Она говорила стоя и не сводя с меня взгляда, и мне было ужасно не по себе. Она принадлежала к числу тех женщин, которые могут разговаривать, держась прямо и неподвижно. Мне же нужно было развалиться в кресле, вертеть в руках какой-нибудь предмет, курить сигарету или покачивать ногой и смотреть, как она качается...

– Не стоит преувеличивать, – смеясь, сказала я. – Я только поцеловалась с Сирилом, вряд ли это приведет меня в клинику.

– Я прошу вас больше с ним не встречаться, – сказала она таким тоном, точно считала, что я лгу. – Не возражайте – вам семнадцать лет, я теперь в какой-то мере отвечаю за вас и не допущу, чтобы вы портили себе жизнь. Кстати, вам необходимо заниматься, это заполнит ваш дневной досуг.

Она повернулась ко мне спиной и пошла к дому своей непринужденной походкой. А я, потрясенная, словно приросла к месту. Она верит в то, что говорит, – все мои доводы, возражения она примет с тем равнодушием, которое хуже презрения, будто я и не существую вовсе, будто я – это не я, не та самая Сесиль, которую она знает с рождения, не я, которую, в конце концов, ей, должно быть, тяжело наказывать, а неодушевленный предмет, который надо водворить на место. Вся моя надежда была на отца. Наверное, он скажет, как всегда: «Что это за мальчуган, котенок? Надеюсь, он по крайней мере красив и здоров? Берегись распутников, детка». Он должен сказать именно это – не то прости-прощай мои каникулы.

Ужин прошел как в кошмарном сне. Анне и в голову не пришло предложить мне: «Я не стану ничего рассказывать отцу, я не доносчица, но дайте мне слово, что будете прилежно заниматься». Такого рода сделки были не в ее характере.
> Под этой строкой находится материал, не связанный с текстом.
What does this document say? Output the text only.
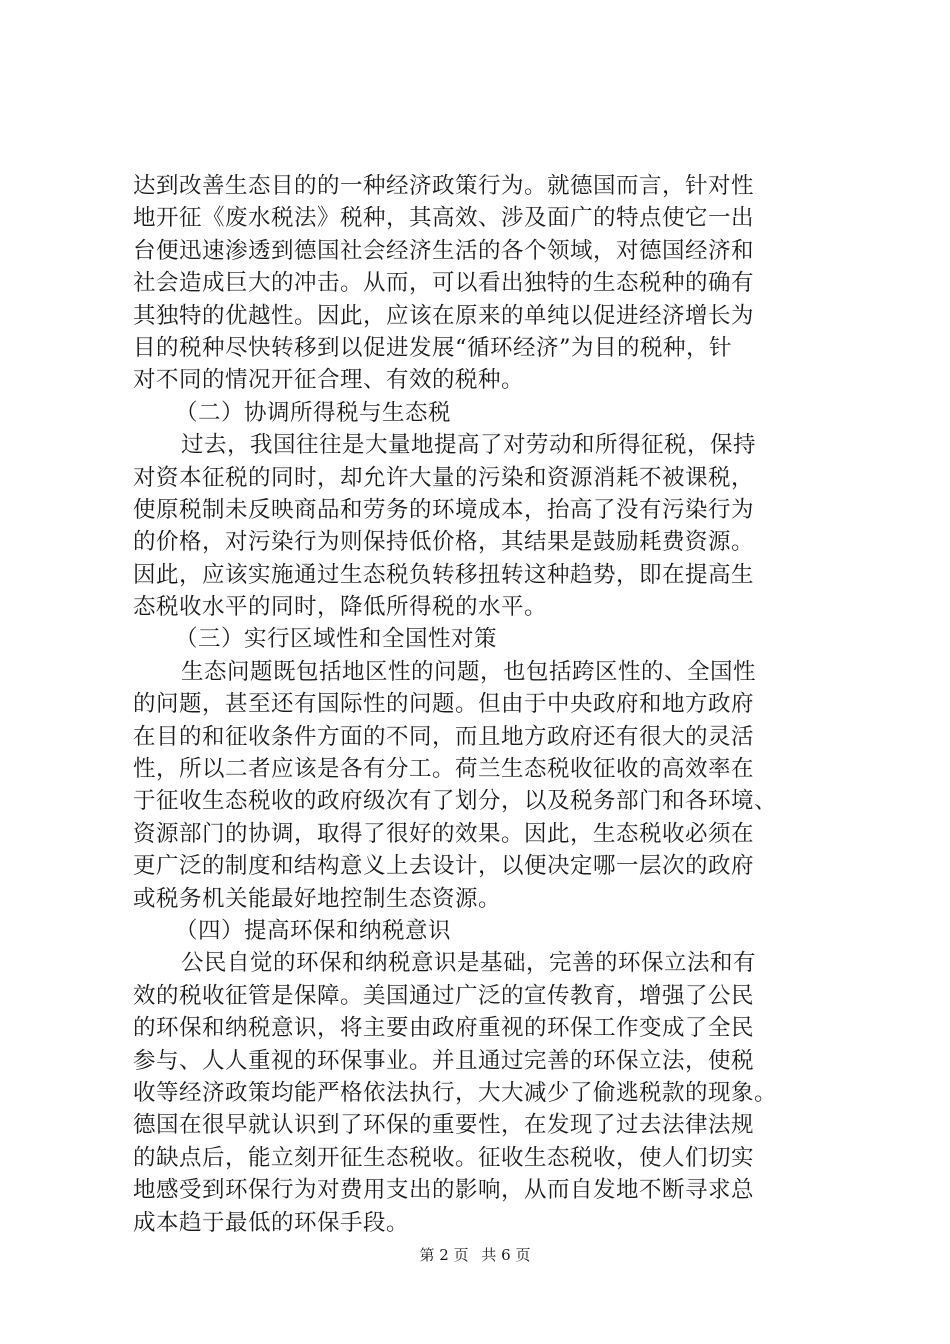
达到改善生态目的的一种经济政策行为。就德国而言，针对性
地开征《废水税法》税种，其高效、涉及面广的特点使它一出
台便迅速渗透到德国社会经济生活的各个领域，对德国经济和
社会造成巨大的冲击。从而，可以看出独特的生态税种的确有
其独特的优越性。因此，应该在原来的单纯以促进经济增长为
目的税种尽快转移到以促进发展“循环经济”为目的税种，针
对不同的情况开征合理、有效的税种。
（二）协调所得税与生态税
过去，我国往往是大量地提高了对劳动和所得征税，保持
对资本征税的同时，却允许大量的污染和资源消耗不被课税，
使原税制未反映商品和劳务的环境成本，抬高了没有污染行为
的价格，对污染行为则保持低价格，其结果是鼓励耗费资源。
因此，应该实施通过生态税负转移扭转这种趋势，即在提高生
态税收水平的同时，降低所得税的水平。
（三）实行区域性和全国性对策
生态问题既包括地区性的问题，也包括跨区性的、全国性
的问题，甚至还有国际性的问题。但由于中央政府和地方政府
在目的和征收条件方面的不同，而且地方政府还有很大的灵活
性，所以二者应该是各有分工。荷兰生态税收征收的高效率在
于征收生态税收的政府级次有了划分，以及税务部门和各环境、
资源部门的协调，取得了很好的效果。因此，生态税收必须在
更广泛的制度和结构意义上去设计，以便决定哪一层次的政府
或税务机关能最好地控制生态资源。
（四）提高环保和纳税意识
公民自觉的环保和纳税意识是基础，完善的环保立法和有
效的税收征管是保障。美国通过广泛的宣传教育，增强了公民
的环保和纳税意识，将主要由政府重视的环保工作变成了全民
参与、人人重视的环保事业。并且通过完善的环保立法，使税
收等经济政策均能严格依法执行，大大减少了偷逃税款的现象。
德国在很早就认识到了环保的重要性，在发现了过去法律法规
的缺点后，能立刻开征生态税收。征收生态税收，使人们切实
地感受到环保行为对费用支出的影响，从而自发地不断寻求总
成本趋于最低的环保手段。
第 2 页 共 6 页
Это и радовало, и злило меня – ведь в противном случае у меня был бы повод ее презирать. Но она избежала этого промаха, как и всех других, и, только когда подали второе, вдруг как будто вспомнила о происшествии.

– Реймон, я хотела бы, чтобы вы дали кое-какие благоразумные наставления вашей дочери. Сегодня вечером я застала ее в сосновой роще с Сирилом, и, судя по всему, отношения у них самые короткие.

Отец, бедняжка, попытался обратить все в шутку.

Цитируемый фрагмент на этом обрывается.